Alexander Williams attends to his first client of the day at an upscale hair salon in Abuja. The 21Year old Liberian relocated to Nigeria two years ago in search of work.
“Before I decided to leave my country Liberia, it was really difficult because I really didn’t know anybody. I didn’t know where I was going at first. I had to make lots of research going through internet checking for the best place in Africa to go to. And I found out Nigeria was the best for me,” said Alexander Williams, migrant.
Williams represents a fast- growing young urban population in West Africa who have migrated to Nigeria in recent times.

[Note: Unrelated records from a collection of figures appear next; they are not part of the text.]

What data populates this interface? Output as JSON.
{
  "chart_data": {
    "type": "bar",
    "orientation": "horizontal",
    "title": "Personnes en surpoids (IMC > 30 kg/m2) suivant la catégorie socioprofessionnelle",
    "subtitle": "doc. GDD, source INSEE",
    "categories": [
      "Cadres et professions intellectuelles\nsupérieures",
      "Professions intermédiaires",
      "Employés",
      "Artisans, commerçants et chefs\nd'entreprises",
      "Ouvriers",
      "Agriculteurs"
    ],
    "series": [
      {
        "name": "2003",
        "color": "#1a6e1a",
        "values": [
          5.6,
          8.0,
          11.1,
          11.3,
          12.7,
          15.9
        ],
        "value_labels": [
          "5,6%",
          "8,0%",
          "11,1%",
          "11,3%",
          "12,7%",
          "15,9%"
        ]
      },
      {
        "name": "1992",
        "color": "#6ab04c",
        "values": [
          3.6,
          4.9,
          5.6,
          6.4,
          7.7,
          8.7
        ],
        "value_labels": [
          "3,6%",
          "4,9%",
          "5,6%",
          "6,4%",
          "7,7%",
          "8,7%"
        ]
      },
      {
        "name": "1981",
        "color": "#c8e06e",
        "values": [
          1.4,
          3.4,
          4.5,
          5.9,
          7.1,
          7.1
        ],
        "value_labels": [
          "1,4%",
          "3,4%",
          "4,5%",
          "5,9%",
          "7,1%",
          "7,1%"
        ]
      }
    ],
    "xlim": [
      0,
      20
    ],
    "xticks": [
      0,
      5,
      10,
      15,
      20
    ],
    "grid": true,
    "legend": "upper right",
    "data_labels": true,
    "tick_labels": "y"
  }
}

According to a recent report by the International Organization for Migration’s this is due to regional support towards the free movement of persons belonging to the Economic Community of West African States- ECOWAS. Like Nigeria, Cote d’Ivoire is the other popular destination currently hosting more than 2M immigrants.
So far this year over 15- thousand migrants have arrived in Nigeria from neighbouring countries, the highest number in a decade according to the IOM. Many migrants arrive with what they say is a hope and determination to gain skills for employment here, and improve their economic status. But migrants like Alex admit transition hasn’t always been easy.
But it’s never easy…The immigrants say mobility can often increase vulnerability to labour exploitation and even domestic servitude.
“I had challenges because some countries accepted a passport, and I didn’t have it. I had to work some places to raise money, it was really difficult at some point…our car broke down. I can remember it now… because I told myself I’ll never go through this journey again,” said Alexander Williams.
Rights groups say there is a growing backlash to open borders. With its population of 180M and an economy on the rebound Nigeria’s resources are already stretched. And combating Human trafficking is a major challenge.
“Yes circumstances have forced them out of their homes; they’ve left all they have behind. Should they lose their freedom as well, it’s against human rights law; you cannot keep people locked up. Whats their legal status, are they detainees or criminals- if not they should go out,” said Mausi Segun, Human Rights Watch.
Still for people like Alexander Williams the journey is worthwhile. He now has a job, that supports him and his family back at home in Liberia. And for now that’s all that matters.